After my post on the so-called “Council of Jamnia,” I’ve been turning the canon question over and over in my head. Today I read a great article that questions the historical rationale of the Protestant OT canon. It is “The Protestant Old Testament Canon: Should it Be Re-examined?” by A.C. Sundberg, Catholic Biblical Quarterly 28(1966): 194-203. Sundberg gives a decently detailed history of the formation and defense of the Protestant OT canon from Luther to Metzger. He argues that the early Church inherited from pre-70 Judaism a very defined Pentateuch/Torah and a very defined canon of Prophets, but a very ill-defined collection of “Writings” which basically included wisdom literature, apocrypha and pseudepigrapha (199). Thus the formation of the Palestinian canon of the Hebrew Bible which arose after the destruction of the Temple was a Jewish process that occured after the Christian and Jewish communities had gone their separate ways. So the formation of the Christian OT canon was actually a distinct process, and a long-fought one considering it wasn’t finished until the Council of Trent.

Sundberg references the “Jamnia doctrine of inspiration” which “limited inspiration from the time of Moses to the time of Ezra-Nehemiah” (202). As we’ve discovered, trying to associate anything concrete with what happened at Jamnia is like trying to grab a wet fish. But Sundberg points out that the “Jamnia doctrine” is first found in Josephus, Against Apion 1,8. And he says it “appears to be reflected in 4 Esdras” (202).

So, for some Catholic Bible Student action, here’s the relevant section from Josephus:

  • For we have not an innumerable multitude of books among us, disagreeing from and contradicting one another, [as the Greeks have,] but only twenty-two books, (8) which contain the records of all the past times; which are justly believed to be divine; and of them five belong to Moses, which contain his laws and the traditions of the origin of mankind till his death. This interval of time was little short of three thousand years; but as to the time from the death of Moses till the reign of Artaxerxes king of Persia, who reigned after Xerxes, the prophets, who were after Moses, wrote down what was done in their times in thirteen books. The remaining four books contain hymns to God, and precepts for the conduct of human life. It is true, our history hath been written since Artaxerxes very particularly, but hath not been esteemed of the like authority with the former by our forefathers, because there hath not been an exact succession of prophets since that time; and how firmly we have given credit to these books of our own nation is evident by what we do; for during so many ages as have already passed, no one has been so bold as either to add any thing to them, to take any thing from them, or to make any change in them; but it is become natural to all Jews immediately, and from their very birth, to esteem these books to contain Divine doctrines, and to persist in them, and, if occasion be willingly to die for them. (Against Apion 1,8 from Project Gutenberg)

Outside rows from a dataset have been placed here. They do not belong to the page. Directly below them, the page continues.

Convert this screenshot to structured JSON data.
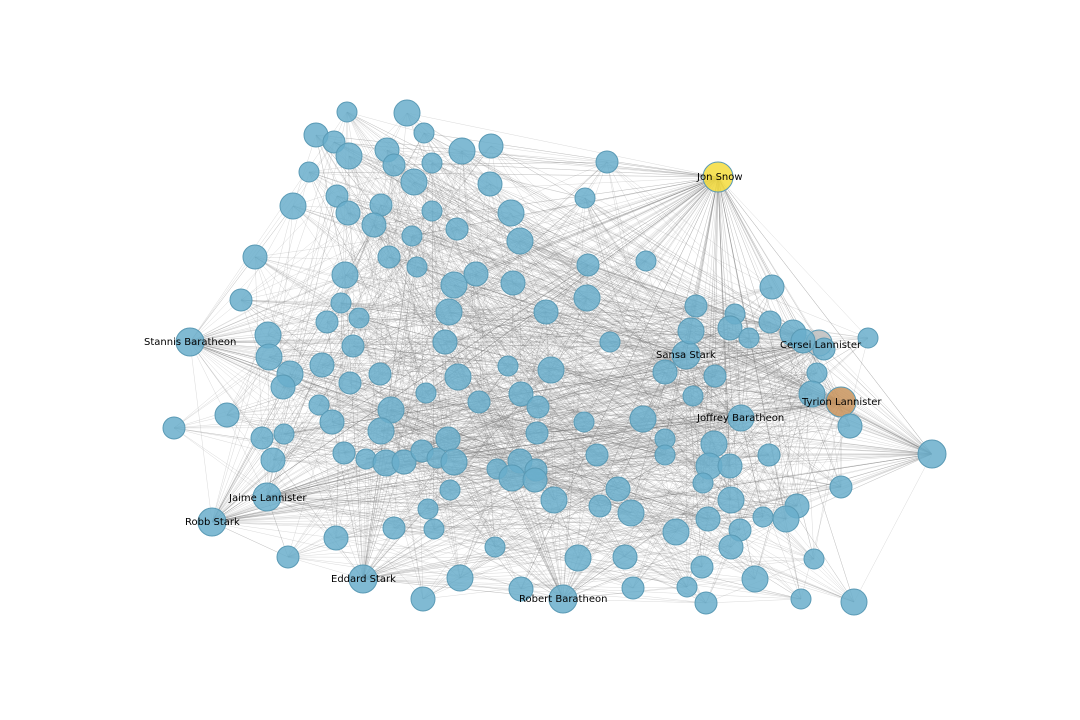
{
  "colors": {
    "default_node": "#6aaecb",
    "highlight_top": "#f5dc3c",
    "highlight_second": "#c8935c",
    "highlight_third": "#bdbdbd",
    "edge": "#7a7a7a",
    "label": "#000000"
  },
  "labels": {
    "jon_snow": "Jon Snow",
    "cersei_lannister": "Cersei Lannister",
    "tyrion_lannister": "Tyrion Lannister",
    "sansa_stark": "Sansa Stark",
    "joffrey_baratheon": "Joffrey Baratheon",
    "stannis_baratheon": "Stannis Baratheon",
    "jaime_lannister": "Jaime Lannister",
    "robb_stark": "Robb Stark",
    "eddard_stark": "Eddard Stark",
    "robert_baratheon": "Robert Baratheon"
  }
}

A few things are important for this discussion. 1.) The earliest Christians did not inherit a well-defined canon, 2.) The Palestinian Canon of the Hebrew Bible arose after 70 AD through an unknown process.

One thing I find very helpful in understanding this whole issue is that a couple terms we have become comfortable with are no longer appropriate. We often speak of the “Hebrew Bible” and the “Greek Septuagint.” But the Septuagint was never codeified during the early years of Christianity. It gets its name from the 72 scholars at Alexandria who translated the Pentateuch (yep, ONLY the first five books) from Hebrew into Greek according to the Letter of Aristeas under the reign of Philadephus, 285-247 BC. The rest of the books were translated, well, we’re not really sure when or by whom, but the translator of Sirach clues us in that many of the OT books had been translated into Greek by the time he published his translation around 117 BC (On the date see Di Lella/Skehan, Anchor Bible vol. 39, 8). And most scholars think that a few chunks were original Greek compositions like the prayers of Mordecai and Esther and the whole Book of Wisdom. So it may be better to speak of “septuagints” or something because there was no defined Greek Old Testament in the 1st Century AD. And the collections of ancient Greek Bibles often included different varieties of books. Some don’t include all the deuterocanonicals and some include other things like 4 Esdras and the like.

But the term “Hebrew Bible” is also problematic from a canonical perspective. Often people identify the Protestant OT Canon and the Palestinian canon with those books which have been preserved in Hebrew. But recent finds of Hebrew sections, most significantly, of Tobit and Sirach, change the value of the term “Hebrew Bible.” Tobit and Sirach aren’t included in the “Hebrew Bible” even though we have much of them in Hebrew. Ok, that’s an overstatment. We have about 2/3 of Sirach in Hebrew and 1 fragment of Tobit in Hebrew and 4 in Aramaic.